Predator Free Wellington is an ambitious project to make Wellington the first predator free capital city in the world.  It aligns with the recently announced Government mission to make the whole of New Zealand predator free by 2050 and is supported by Wellington City Council, the Greater Wellington Regional Council and NEXT Foundation.

Predator Free Wellington Director James Willcocks, who has recently joined the project, says the online survey is being announced on the same day the new Predator Free Seatoun group is being launched. Seatoun residents have done a great job setting up a predator free community and they will begin trapping as soon as traps become available. 

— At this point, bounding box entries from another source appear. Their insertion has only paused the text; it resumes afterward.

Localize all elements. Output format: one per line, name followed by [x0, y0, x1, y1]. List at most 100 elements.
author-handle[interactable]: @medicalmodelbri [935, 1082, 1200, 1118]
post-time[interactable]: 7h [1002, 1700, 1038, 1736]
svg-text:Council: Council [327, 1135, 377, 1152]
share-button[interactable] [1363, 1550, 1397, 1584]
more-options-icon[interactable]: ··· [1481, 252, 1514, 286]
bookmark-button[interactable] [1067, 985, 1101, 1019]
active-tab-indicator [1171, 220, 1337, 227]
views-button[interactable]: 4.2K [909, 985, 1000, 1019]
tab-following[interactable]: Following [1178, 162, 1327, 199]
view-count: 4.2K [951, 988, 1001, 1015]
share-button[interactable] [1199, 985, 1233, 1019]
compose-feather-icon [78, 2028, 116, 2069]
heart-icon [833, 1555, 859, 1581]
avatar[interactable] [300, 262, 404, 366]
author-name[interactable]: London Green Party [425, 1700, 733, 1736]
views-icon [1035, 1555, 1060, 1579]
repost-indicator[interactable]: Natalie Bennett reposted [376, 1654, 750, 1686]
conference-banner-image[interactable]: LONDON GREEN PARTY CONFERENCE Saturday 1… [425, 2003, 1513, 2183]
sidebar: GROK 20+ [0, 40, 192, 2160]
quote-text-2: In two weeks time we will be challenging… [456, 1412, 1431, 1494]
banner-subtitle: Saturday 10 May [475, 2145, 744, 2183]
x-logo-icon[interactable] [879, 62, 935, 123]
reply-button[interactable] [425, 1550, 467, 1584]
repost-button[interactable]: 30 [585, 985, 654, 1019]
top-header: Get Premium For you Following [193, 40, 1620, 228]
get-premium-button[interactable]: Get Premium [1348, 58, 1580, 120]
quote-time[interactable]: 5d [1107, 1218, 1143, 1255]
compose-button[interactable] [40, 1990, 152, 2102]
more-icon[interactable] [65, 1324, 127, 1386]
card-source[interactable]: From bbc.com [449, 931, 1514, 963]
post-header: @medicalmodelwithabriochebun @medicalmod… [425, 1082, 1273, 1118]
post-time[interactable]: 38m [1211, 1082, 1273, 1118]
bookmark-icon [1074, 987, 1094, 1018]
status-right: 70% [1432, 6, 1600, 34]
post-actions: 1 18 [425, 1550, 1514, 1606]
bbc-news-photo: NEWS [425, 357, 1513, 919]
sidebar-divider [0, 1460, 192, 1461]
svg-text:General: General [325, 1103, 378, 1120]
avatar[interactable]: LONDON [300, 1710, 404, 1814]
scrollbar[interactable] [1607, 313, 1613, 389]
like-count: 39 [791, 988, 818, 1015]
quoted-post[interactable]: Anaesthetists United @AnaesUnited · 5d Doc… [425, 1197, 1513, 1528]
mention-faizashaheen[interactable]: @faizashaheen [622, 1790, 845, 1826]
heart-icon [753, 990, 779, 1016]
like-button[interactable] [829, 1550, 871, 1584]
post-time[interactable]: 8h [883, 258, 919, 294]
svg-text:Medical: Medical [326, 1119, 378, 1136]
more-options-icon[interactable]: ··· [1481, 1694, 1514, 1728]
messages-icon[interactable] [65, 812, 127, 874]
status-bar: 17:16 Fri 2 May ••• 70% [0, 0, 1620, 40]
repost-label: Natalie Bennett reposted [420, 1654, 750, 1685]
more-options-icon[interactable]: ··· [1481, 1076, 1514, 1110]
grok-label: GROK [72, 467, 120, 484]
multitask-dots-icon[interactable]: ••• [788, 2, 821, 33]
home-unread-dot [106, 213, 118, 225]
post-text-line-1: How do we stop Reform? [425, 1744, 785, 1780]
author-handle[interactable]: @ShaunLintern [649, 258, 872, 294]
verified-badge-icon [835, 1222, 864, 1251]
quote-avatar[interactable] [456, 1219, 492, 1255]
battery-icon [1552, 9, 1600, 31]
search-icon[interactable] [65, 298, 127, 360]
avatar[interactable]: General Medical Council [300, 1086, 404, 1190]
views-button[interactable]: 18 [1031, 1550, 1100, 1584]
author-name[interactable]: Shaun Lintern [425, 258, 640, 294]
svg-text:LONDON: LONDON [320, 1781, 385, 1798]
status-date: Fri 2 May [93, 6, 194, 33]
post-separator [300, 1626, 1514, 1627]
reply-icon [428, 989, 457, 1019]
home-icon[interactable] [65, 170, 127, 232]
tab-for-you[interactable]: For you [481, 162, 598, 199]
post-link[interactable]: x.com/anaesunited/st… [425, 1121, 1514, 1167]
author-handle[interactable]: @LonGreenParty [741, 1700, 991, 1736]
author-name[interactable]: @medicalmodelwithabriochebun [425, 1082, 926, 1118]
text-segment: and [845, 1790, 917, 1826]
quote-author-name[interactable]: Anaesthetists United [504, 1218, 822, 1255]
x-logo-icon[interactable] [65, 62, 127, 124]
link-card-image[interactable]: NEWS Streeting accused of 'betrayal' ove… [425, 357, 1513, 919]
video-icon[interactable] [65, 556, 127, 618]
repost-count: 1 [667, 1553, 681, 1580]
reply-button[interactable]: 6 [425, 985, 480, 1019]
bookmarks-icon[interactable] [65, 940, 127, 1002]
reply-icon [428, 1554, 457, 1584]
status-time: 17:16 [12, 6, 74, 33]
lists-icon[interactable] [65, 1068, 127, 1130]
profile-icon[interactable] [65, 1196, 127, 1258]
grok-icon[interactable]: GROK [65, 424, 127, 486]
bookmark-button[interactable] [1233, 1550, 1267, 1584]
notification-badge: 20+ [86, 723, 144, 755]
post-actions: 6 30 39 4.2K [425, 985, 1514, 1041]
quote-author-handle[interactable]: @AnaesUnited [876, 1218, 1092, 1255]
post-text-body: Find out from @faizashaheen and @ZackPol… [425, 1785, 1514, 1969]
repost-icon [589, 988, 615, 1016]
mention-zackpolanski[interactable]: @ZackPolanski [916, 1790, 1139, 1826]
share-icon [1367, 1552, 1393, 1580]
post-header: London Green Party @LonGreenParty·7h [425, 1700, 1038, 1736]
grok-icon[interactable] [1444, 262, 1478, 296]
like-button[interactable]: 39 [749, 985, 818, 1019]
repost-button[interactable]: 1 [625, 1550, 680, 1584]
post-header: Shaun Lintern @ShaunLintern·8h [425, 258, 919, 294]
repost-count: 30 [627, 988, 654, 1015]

Willcocks has built a career in conservation.  He was most recently Department of Conservations National Volunteering Manager, leading the department’s strategic approach for working with volunteers and conservation community groups.  

“It’s fantastic to see so many communities forming predator free groups. Groups like Seatoun, Crofton Downs and many others making great strides towards removing stoats, possums and rats from Wellington suburbs.  What this survey will do is give us a good understanding of the attitudes of Wellingtonians towards predator eradication,” he says. 

The survey will be modelled on previous work completed in the Hauraki Gulf and will be tailored to a Wellington context. The survey will include a more detailed assessment of public attitudes, and potential barriers to the use of specific predator control tools available, including baiting and trapping.

Initially the predator free focus will be on developing a plan to eradicate rats and stoats from the Miramar Peninsula along with a strategy for extending this throughout Wellington City.  The Miramar Peninsula was chosen as the initial area of focus as it has been possum free since 2006, and as a peninsula it is more easily defendable from predator reinvasion. 

The Predator Free Wellington project team (WCC, GWRC and NEXT) hope their example will inspire other communities in Wellington to setup predator free groups and begin working towards the predator free 2050 goal.

If you would like to have your say on predator eradication in Wellington City, fill out the short survey on the Wellington City Council website. You will also go into a draw to win 5 x New World supermarket vouchers.